73 .gnu.linkonce.armexidx : { *(.gnu.linkonce.armexidx.*) }
74 }
Line
3
is the current entry point of the code:
_start
, _start
is defined in the file arch/arm/lib/vectors.S.
vectors.S looks like this:
/*
*************************************************************************
*
* Vectors have their own section so linker script can map them easily
*
*************************************************************************
*/
.section ".vectors", "ax"
/*
*************************************************************************
*
* Exception vectors as described in ARM reference manuals
*
* Uses indirect branch to allow reaching handlers anywhere in memory.
*
*************************************************************************
*/
_start:
#ifdef CONFIG_SYS_DV_NOR_BOOT_CFG
.word CONFIG_SYS_DV_NOR_BOOT_CFG
#endif
b reset
ldr pc, _undefined_instruction
ldr pc, _software_interrupt
ldr pc, _prefetch_abort
ldr pc, _data_abort
ldr pc, _not_used
ldr pc, _irq
ldr pc, _fiq
It can be seen
from vectors.S that after
_start
is the interrupt vector table, which can be obtained from "
.section ".vectors", "ax
"
in the figure . This code is stored in the
.vectors
section.
u-boot.map
is the memory mapping file of
uboot
. Open u-boot.map:
段 .text 的地址设置为 0x87800000
0x0000000000000000 . = 0x0
0x0000000000000000 . = ALIGN (0x4)
.text 0x0000000087800000 0x47aa0
*(.__image_copy_start)
.__image_copy_start
0x0000000087800000 0x0 arch/arm/lib/built-in.o
0x0000000087800000 __image_copy_start
*(.vectors)
.vectors 0x0000000087800000 0x300 arch/arm/lib/built-in.o
0x0000000087800000 _start
0x0000000087800020 _undefined_instruction
0x0000000087800024 _software_interrupt
0x0000000087800028 _prefetch_abort
0x000000008780002c _data_abort
0x0000000087800030 _not_used
0x0000000087800034 _irq
0x0000000087800038 _fiq
0x0000000087800040 IRQ_STACK_START_IN
From u-boot.map, you can see which address a certain file or function is linked to.
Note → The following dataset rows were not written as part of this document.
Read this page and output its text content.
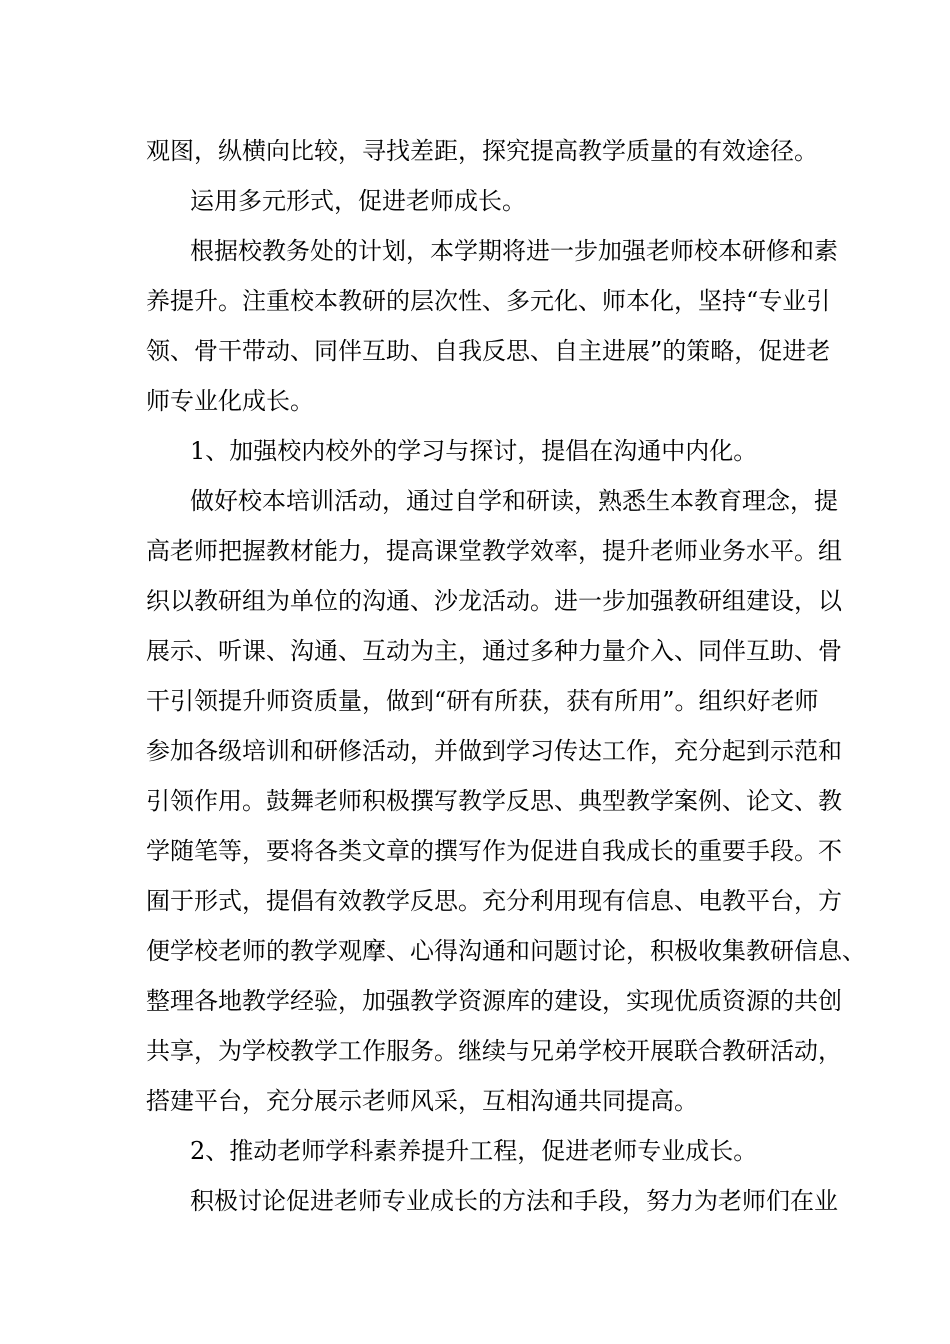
观图，纵横向比较，寻找差距，探究提高教学质量的有效途径。
运用多元形式，促进老师成长。
根据校教务处的计划，本学期将进一步加强老师校本研修和素
养提升。注重校本教研的层次性、多元化、师本化，坚持“专业引
领、骨干带动、同伴互助、自我反思、自主进展”的策略，促进老
师专业化成长。
1、加强校内校外的学习与探讨，提倡在沟通中内化。
做好校本培训活动，通过自学和研读，熟悉生本教育理念，提
高老师把握教材能力，提高课堂教学效率，提升老师业务水平。组
织以教研组为单位的沟通、沙龙活动。进一步加强教研组建设，以
展示、听课、沟通、互动为主，通过多种力量介入、同伴互助、骨
干引领提升师资质量，做到“研有所获，获有所用”。组织好老师
参加各级培训和研修活动，并做到学习传达工作，充分起到示范和
引领作用。鼓舞老师积极撰写教学反思、典型教学案例、论文、教
学随笔等，要将各类文章的撰写作为促进自我成长的重要手段。不
囿于形式，提倡有效教学反思。充分利用现有信息、电教平台，方
便学校老师的教学观摩、心得沟通和问题讨论，积极收集教研信息、
整理各地教学经验，加强教学资源库的建设，实现优质资源的共创
共享，为学校教学工作服务。继续与兄弟学校开展联合教研活动，
搭建平台，充分展示老师风采，互相沟通共同提高。
2、推动老师学科素养提升工程，促进老师专业成长。
积极讨论促进老师专业成长的方法和手段，努力为老师们在业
In line 958,
you can see that
__image_copy_start
is
0X87800000
, and
the starting address of
.text
is also 0X87800000 .
Continue to link the script
u-boot.lds.
Line 11 of the
u-boot.lds file
is the vectors section. The vectors section saves the interrupt table.
From vectors.S , we know that
the code of vectors.S is stored in the vectors section.
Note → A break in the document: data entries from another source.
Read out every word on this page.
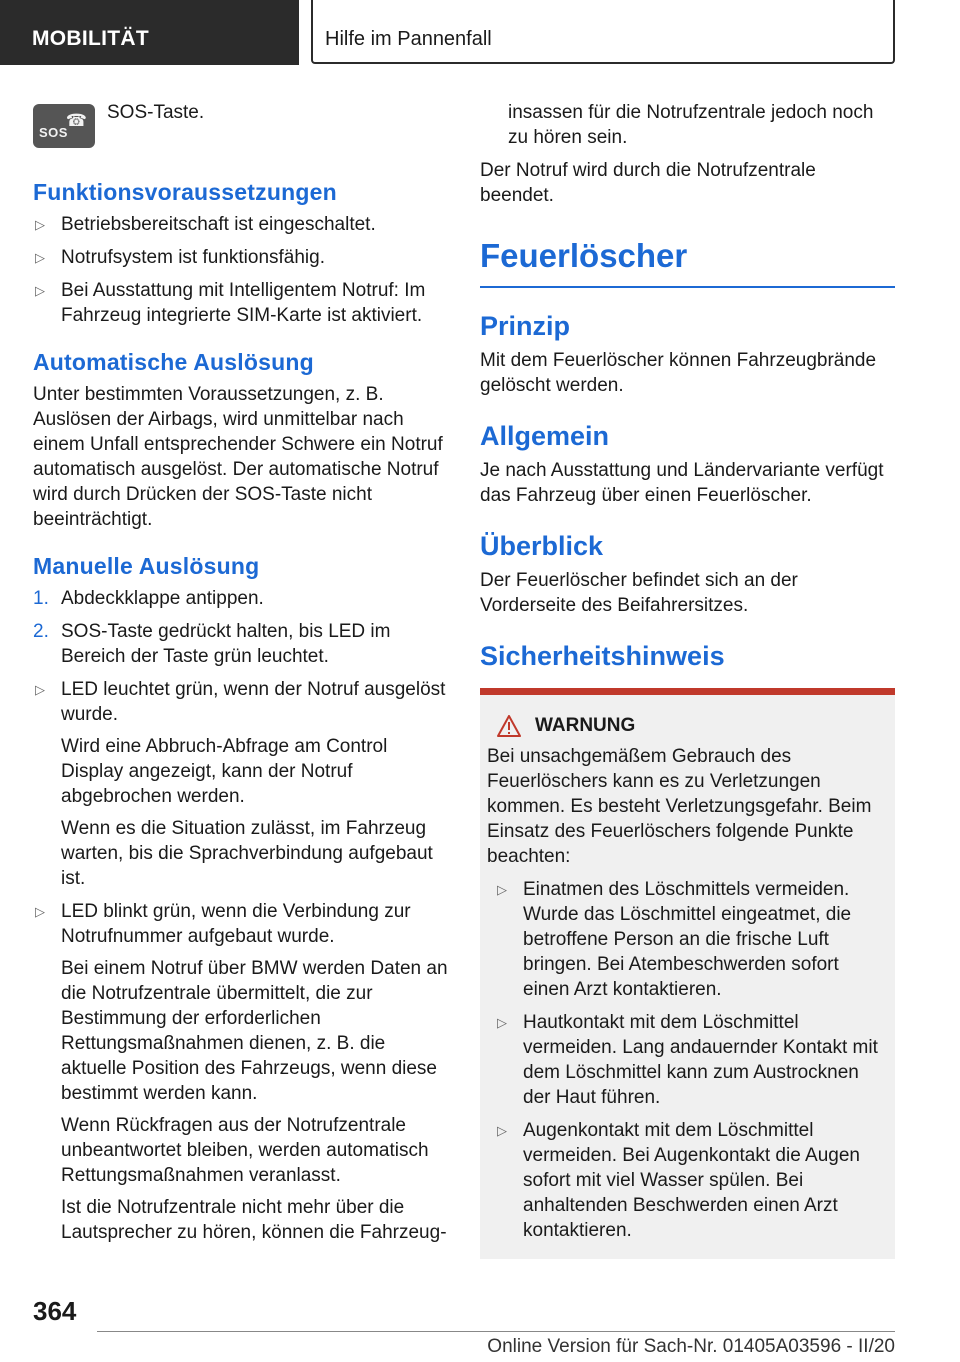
MOBILITÄT	Hilfe im Pannenfall
☎
SOS

SOS-Taste.

Funktionsvoraussetzungen
▷ Betriebsbereitschaft ist eingeschaltet.
▷ Notrufsystem ist funktionsfähig.
▷ Bei Ausstattung mit Intelligentem Notruf: Im Fahrzeug integrierte SIM-Karte ist aktiviert.
Automatische Auslösung

Unter bestimmten Voraussetzungen, z. B. Auslösen der Airbags, wird unmittelbar nach einem Unfall entsprechender Schwere ein Notruf automatisch ausgelöst. Der automatische Notruf wird durch Drücken der SOS-Taste nicht beeinträchtigt.

Manuelle Auslösung
1. Abdeckklappe antippen.
2. SOS-Taste gedrückt halten, bis LED im Bereich der Taste grün leuchtet.
▷ LED leuchtet grün, wenn der Notruf ausgelöst wurde.
Wird eine Abbruch-Abfrage am Control Display angezeigt, kann der Notruf abgebrochen werden.
Wenn es die Situation zulässt, im Fahrzeug warten, bis die Sprachverbindung aufgebaut ist.
▷ LED blinkt grün, wenn die Verbindung zur Notrufnummer aufgebaut wurde.
Bei einem Notruf über BMW werden Daten an die Notrufzentrale übermittelt, die zur Bestimmung der erforderlichen Rettungsmaßnahmen dienen, z. B. die aktuelle Position des Fahrzeugs, wenn diese bestimmt werden kann.
Wenn Rückfragen aus der Notrufzentrale unbeantwortet bleiben, werden automatisch Rettungsmaßnahmen veranlasst.
Ist die Notrufzentrale nicht mehr über die Lautsprecher zu hören, können die Fahrzeug-

insassen für die Notrufzentrale jedoch noch zu hören sein.

Der Notruf wird durch die Notrufzentrale beendet.

Feuerlöscher
Prinzip

Mit dem Feuerlöscher können Fahrzeugbrände gelöscht werden.

Allgemein

Je nach Ausstattung und Ländervariante verfügt das Fahrzeug über einen Feuerlöscher.

Überblick

Der Feuerlöscher befindet sich an der Vorderseite des Beifahrersitzes.

Sicherheitshinweis
WARNUNG

Bei unsachgemäßem Gebrauch des Feuerlöschers kann es zu Verletzungen kommen. Es besteht Verletzungsgefahr. Beim Einsatz des Feuerlöschers folgende Punkte beachten:

▷ Einatmen des Löschmittels vermeiden. Wurde das Löschmittel eingeatmet, die betroffene Person an die frische Luft bringen. Bei Atembeschwerden sofort einen Arzt kontaktieren.
▷ Hautkontakt mit dem Löschmittel vermeiden. Lang andauernder Kontakt mit dem Löschmittel kann zum Austrocknen der Haut führen.
▷ Augenkontakt mit dem Löschmittel vermeiden. Bei Augenkontakt die Augen sofort mit viel Wasser spülen. Bei anhaltenden Beschwerden einen Arzt kontaktieren.
364
Online Version für Sach-Nr. 01405A03596 - II/20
From the u-boot.map file, we can see that the starting address of the vectors segment is also
0X87800000
, which means that the starting address of the entire
uboot
is
0X87800000
. This is why
the link starting address of our bare metal routine is
0X87800000
. The purpose is to
uboot
is consistent.
From the link script u-boot.lds, we can see: Line 12
puts
the code compiled by
arch/arm/cpu/armv7/start.s behind the interrupt vector table.
Line
13
is
the text
segment, and other code segments are placed here.
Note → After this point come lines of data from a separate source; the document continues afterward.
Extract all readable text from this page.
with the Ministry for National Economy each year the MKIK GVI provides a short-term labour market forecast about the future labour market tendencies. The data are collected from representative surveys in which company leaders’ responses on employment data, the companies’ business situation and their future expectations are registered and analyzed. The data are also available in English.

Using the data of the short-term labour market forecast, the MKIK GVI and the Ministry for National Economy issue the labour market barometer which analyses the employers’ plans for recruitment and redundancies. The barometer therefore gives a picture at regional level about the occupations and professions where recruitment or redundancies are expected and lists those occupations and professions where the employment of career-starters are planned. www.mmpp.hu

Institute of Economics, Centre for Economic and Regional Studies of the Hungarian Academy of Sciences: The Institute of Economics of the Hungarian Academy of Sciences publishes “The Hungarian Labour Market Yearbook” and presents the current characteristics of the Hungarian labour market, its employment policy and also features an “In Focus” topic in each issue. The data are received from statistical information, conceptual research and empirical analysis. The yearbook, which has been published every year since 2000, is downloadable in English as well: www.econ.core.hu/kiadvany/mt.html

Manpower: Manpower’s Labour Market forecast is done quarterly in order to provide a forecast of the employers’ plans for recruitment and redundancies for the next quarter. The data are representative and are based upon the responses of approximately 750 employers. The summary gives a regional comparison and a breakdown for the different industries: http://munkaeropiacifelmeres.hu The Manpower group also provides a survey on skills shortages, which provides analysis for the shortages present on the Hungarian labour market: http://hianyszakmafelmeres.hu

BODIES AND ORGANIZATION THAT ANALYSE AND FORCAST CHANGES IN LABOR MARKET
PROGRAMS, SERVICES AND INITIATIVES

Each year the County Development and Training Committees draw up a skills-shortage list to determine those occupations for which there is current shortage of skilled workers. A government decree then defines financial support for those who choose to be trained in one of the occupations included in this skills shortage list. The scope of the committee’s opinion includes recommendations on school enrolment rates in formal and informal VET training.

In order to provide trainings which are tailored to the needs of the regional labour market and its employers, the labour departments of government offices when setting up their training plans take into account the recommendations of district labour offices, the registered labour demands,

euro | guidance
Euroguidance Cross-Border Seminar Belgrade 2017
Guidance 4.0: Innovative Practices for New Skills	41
There are some "variables" related to addresses in u-boot.lds that we need to pay attention to. We will analyze the
u
-boot source code later.
It will be used sometimes, and these variables cannot be determined until the final compilation is completed! ! ! For example, the values of these "variables" after I complete the compilation.
As follows:
| variable | numerical value | describe |
| __image_copy_start | 0x87800000 | The first address of uboot copy |
| __image_copy_end | 0x8786b03c | End address of uboot copy |
|
__rel_dyn_start
|
0x8786b03c |
.rel.dyn segment starting address
|
|
__rel_dyn_end
|
0x8787459c |
.rel.dyn segment end address
|
|
_image_binary_end
|
0x8787459c |
Mirror end address
|
|
__bss_start
|
0x8786b03c |
.bss section starting address
|
|
__bss_end
|
0x878b7314 |
.bss section end address
|
The "variable" values in the above table can be found in the u-boot.map file. Except for __image_copy_start , other variable values may change each time you compile. If you modify the uboot code, modify the uboot configuration, and select a different Optimization levels, etc. will affect these values. Therefore, everything is subject to actual value!